ROMA – Sentenza su un caso molestie in Calabria definisce quanti messaggi si possono inviare al proprio ex senza incorrere nel reato. Se l’altro non stoppa la comunicazione, attivando il blocco sul proprio telefono è difficile capire quando il troppo è troppo, e questo può evitare una condanna. E’ stato così per un trentenne di Catanzaro, assolto dalla Cassazione dall’accusa di molestie “perché il fatto non costituisce reato”. Dopo la fine della storia con la ex, non aveva interrotto la comunicazione, come chiesto invece da lei e ogni tanto si faceva vivo con un sms: 15 in due mesi e mezzo, un paio anche dal contenuto offensivo.
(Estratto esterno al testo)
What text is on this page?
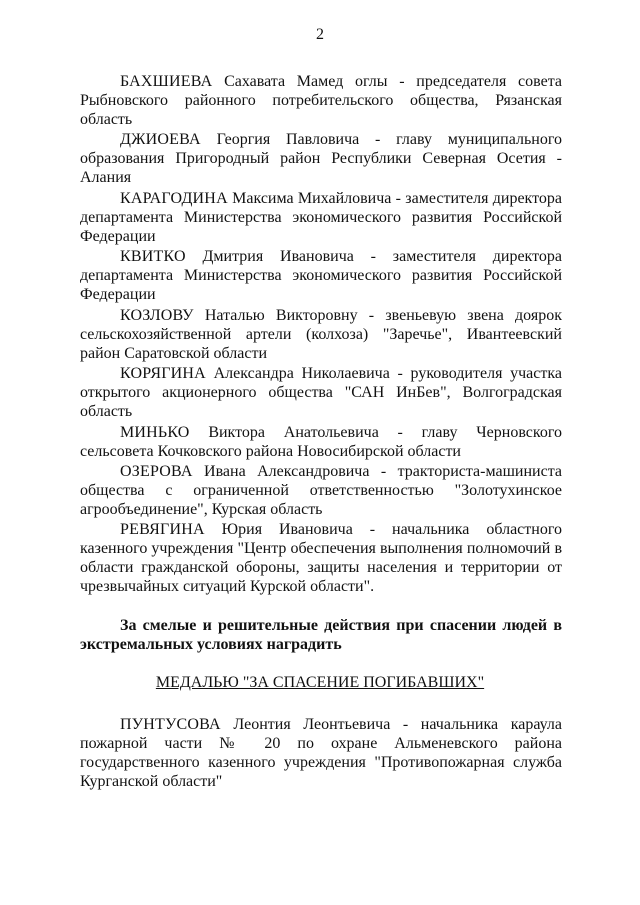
2
БАХШИЕВА Сахавата Мамед оглы - председателя совета Рыбновского районного потребительского общества, Рязанская область
ДЖИОЕВА Георгия Павловича - главу муниципального образования Пригородный район Республики Северная Осетия - Алания
КАРАГОДИНА Максима Михайловича - заместителя директора департамента Министерства экономического развития Российской Федерации
КВИТКО Дмитрия Ивановича - заместителя директора департамента Министерства экономического развития Российской Федерации
КОЗЛОВУ Наталью Викторовну - звеньевую звена доярок сельскохозяйственной артели (колхоза) "Заречье", Ивантеевский район Саратовской области
КОРЯГИНА Александра Николаевича - руководителя участка открытого акционерного общества "САН ИнБев", Волгоградская область
МИНЬКО Виктора Анатольевича - главу Черновского сельсовета Кочковского района Новосибирской области
ОЗЕРОВА Ивана Александровича - тракториста-машиниста общества с ограниченной ответственностью "Золотухинское агрообъединение", Курская область
РЕВЯГИНА Юрия Ивановича - начальника областного казенного учреждения "Центр обеспечения выполнения полномочий в области гражданской обороны, защиты населения и территории от чрезвычайных ситуаций Курской области".
За смелые и решительные действия при спасении людей в экстремальных условиях наградить
МЕДАЛЬЮ "ЗА СПАСЕНИЕ ПОГИБАВШИХ"
ПУНТУСОВА Леонтия Леонтьевича - начальника караула пожарной части № 20 по охране Альменевского района государственного казенного учреждения "Противопожарная служба Курганской области"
Per questo era stato condannato a una multa per il reato di “molestia o disturbo alle persone”, previsto dall’articolo 660 del codice penale. Secondo la difesa dell’uomo che ha presentato ricorso in Cassazione, nel suo comportamento non vi era alcun motivo “biasimevole”, come prescrive la legge, semmai lo sforzo di riconciliazione lo aveva portato ad agire in modo “ingenuo e maldestro”.

 

 

Il numero dei messaggi, poi, non era tale da poterlo considerare molesto e petulante: il ragazzo, è la scusante al suo agire, fa parte di una generazione che ha mutato il modo di intendere “la misura delle comunicazioni” e con quel comportamento non poteva “turbare o ledere la sfera della persona offesa”. Una spiegazione che ha convinto anche i giudici. La Cassazione ricorda che il reato di molestie contempla una condotta che non solo interferisca con la quiete altrui, ma che si caratterizzi per “petulanza o altro biasimevole motivo”: significa che va punito il comportamento “intollerabile e incivile verso la persona molestata” e “il modo di agire arrogante o vessatorio, privo di riguardo per la libertà o la quiete altrui”, è richiesta inoltre la volontarietà della condotta.

 

 

Nel caso di questa coppia (sentenza n. 18216 della prima penale) invece la suprema Corte non ravvisa il dolo. “Assume certamente rilievo – secondo i giudici – il fatto oggettivo evidenziato dalla difesa dell’imputato che sul telefono della persona offesa non sia stato attivato il blocco“. E il tribunale non ha riscontrato “il dolo di petulanza dei messaggi, ma solo i tratti della possibile molestia degli stessi”: la storia era finita per decisione unilaterale di lei e i 15 messaggi “esprimevano essenzialmente amarezza provocata dalla interruzione del rapporto, gelosia e volontà di incontrare di nuovo l’ex fidanzata per riallacciare la relazione”. Ma dalle motivazioni della sentenza non vi è modo di ravvisare “il tipico atteggiamento psicologico inerente alla petulanza del comportamento” nei confronti dell’altro “fino al punto di determinarlo ad invocare aiuto”.